The retina is a screen-like structure at the back of your eyeball. What you call ‘seeing’ is actually your mind receiving an image formed inside the retina. The image is transmitted to your brain using optic nerves. If the retina is the screen, the iris is the aperture controller. The iris is a set of muscles very similar to the flaps on the aperture of a camera. The iris expands and contracts, controlling the diameter of your pupils. The pupils control how much light is sent to your retina.

Iris scan

An iris scan uses geometric calculations and pattern matching to identify your eyes uniquely

When you look into someone’s eyes, you see the iris. The iris can be black, brown, grey, blue or green. To the untrained eye, the iris appears to be a flat circle. In reality, it is a combination of interlocked patterns of muscles. The pattern is so intricate, that it is different for different persons, just like anything complex within nature.

Here is how an iris scanner helps identify you. When you are in an area where authentication is required, a high resolution camera is placed 3 to 10 inches away from you. The camera can watch you as you approach. The camera zooms as close to your eyes as possible and takes a photograph.
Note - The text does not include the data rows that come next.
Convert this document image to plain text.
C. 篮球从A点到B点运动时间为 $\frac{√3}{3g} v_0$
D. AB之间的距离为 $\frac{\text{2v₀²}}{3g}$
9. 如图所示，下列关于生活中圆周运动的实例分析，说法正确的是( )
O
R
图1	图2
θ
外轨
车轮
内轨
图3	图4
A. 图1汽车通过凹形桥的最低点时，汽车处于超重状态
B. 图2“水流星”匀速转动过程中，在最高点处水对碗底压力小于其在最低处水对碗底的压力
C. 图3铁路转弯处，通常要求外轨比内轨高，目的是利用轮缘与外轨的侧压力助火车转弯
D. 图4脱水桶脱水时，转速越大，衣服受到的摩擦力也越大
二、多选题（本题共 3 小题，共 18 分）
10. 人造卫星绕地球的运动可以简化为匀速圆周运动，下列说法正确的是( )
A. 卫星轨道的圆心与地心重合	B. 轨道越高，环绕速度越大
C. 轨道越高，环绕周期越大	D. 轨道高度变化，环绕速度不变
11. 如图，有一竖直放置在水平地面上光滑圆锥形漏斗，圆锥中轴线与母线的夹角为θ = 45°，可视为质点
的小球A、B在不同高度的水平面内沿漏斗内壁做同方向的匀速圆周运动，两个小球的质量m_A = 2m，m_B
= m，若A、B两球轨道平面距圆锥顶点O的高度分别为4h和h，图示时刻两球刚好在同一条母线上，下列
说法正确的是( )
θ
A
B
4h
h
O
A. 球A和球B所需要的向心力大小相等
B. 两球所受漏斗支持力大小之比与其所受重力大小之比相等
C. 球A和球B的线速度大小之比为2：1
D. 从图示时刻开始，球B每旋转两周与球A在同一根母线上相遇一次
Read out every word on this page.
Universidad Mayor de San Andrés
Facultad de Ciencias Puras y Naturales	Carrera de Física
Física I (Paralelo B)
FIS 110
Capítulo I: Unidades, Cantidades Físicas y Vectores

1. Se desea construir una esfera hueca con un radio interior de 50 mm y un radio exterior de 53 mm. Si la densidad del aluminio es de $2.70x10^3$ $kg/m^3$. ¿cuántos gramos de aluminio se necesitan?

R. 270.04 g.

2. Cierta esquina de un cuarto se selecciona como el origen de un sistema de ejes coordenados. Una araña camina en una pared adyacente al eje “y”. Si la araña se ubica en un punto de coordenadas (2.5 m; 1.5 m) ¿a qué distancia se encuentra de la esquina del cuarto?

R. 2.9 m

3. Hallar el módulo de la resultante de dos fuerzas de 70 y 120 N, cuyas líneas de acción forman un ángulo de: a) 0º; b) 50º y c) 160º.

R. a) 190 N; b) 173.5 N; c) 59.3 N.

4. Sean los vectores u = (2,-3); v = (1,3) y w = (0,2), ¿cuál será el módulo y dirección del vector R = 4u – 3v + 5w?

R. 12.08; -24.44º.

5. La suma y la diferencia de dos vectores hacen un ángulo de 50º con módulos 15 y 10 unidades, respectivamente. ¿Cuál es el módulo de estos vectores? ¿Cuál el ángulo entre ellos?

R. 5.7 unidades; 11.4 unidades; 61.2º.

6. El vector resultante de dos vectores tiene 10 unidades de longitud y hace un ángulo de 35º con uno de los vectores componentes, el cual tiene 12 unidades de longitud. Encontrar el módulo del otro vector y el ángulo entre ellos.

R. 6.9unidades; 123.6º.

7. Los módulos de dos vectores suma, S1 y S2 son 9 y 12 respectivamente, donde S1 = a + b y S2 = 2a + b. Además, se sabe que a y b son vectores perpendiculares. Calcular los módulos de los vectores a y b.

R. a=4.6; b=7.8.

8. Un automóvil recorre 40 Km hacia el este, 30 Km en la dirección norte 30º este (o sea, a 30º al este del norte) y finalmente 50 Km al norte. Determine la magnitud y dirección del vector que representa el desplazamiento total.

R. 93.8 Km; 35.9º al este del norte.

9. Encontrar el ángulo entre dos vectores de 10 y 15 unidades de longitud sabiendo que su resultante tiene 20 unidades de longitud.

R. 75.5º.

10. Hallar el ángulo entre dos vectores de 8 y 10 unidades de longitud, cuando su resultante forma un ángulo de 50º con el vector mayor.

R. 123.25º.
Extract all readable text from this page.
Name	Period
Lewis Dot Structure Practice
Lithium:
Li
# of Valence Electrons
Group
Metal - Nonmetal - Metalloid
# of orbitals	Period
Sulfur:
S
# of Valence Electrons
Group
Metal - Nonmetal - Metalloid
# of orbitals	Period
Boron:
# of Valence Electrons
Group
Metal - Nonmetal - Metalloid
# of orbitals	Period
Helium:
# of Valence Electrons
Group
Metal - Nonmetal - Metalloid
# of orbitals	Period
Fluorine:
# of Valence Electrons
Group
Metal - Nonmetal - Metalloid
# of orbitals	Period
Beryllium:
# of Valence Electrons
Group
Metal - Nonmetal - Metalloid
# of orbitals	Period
Various filters and adjustments are then applied to your photo until the image of your iris is extracted in clear detail. A software extracts the complex pattern of the iris and matches it with a database of several other iris images until it either finds a match or runs out of records to match.

The advantage of iris scan is that it is non-intrusive. You are allowed to carry on with your regular activity without pausing at the point of authentication. The only condition is that you need to be looking in the direction of the camera. This is achieved easily by setting the camera directly in front of you, e.g. next to the door that you are going to access.

Along with being a seamless way to authenticate, an iris scan is also suitable for scanning suspects for identification without them knowing about it.

Retinal scan

In a retina scan, the pattern of blood vessels inside your eyeballs and in front of your retina is used as your unique identity.

For a retinal scan, the scanning device sends a focused beam of light into your eye. You place one of your eyes right on a glass casing on the device’s beam source. The light is bright enough to illuminate the insides of your eyeball, so that the structure of crisscrossing veins inside the eyeball can be seen. The crisscrossing veins form a complex pattern that is unique to every person. Similar to iris scan, the pattern is matched against a database of patterns to find a match.

In retinal scan, the person who is being identified places his/her eye in front of the beam of light. This means that he/she has to pause his/her current activity and give a few seconds of his/her time for authentication. So a retinal scan is intrusive. This is okay if people expect tight security, such as an airport security check.

Conclusion

Yours eyes are your window to the world. What you see around you is because of your eyesight. But with retinal and iris scan, your eyes can also be your window to highly secure systems, identifying and authorising you securely and giving you the peace of mind that your data is safe and away from other prying eyes :-P.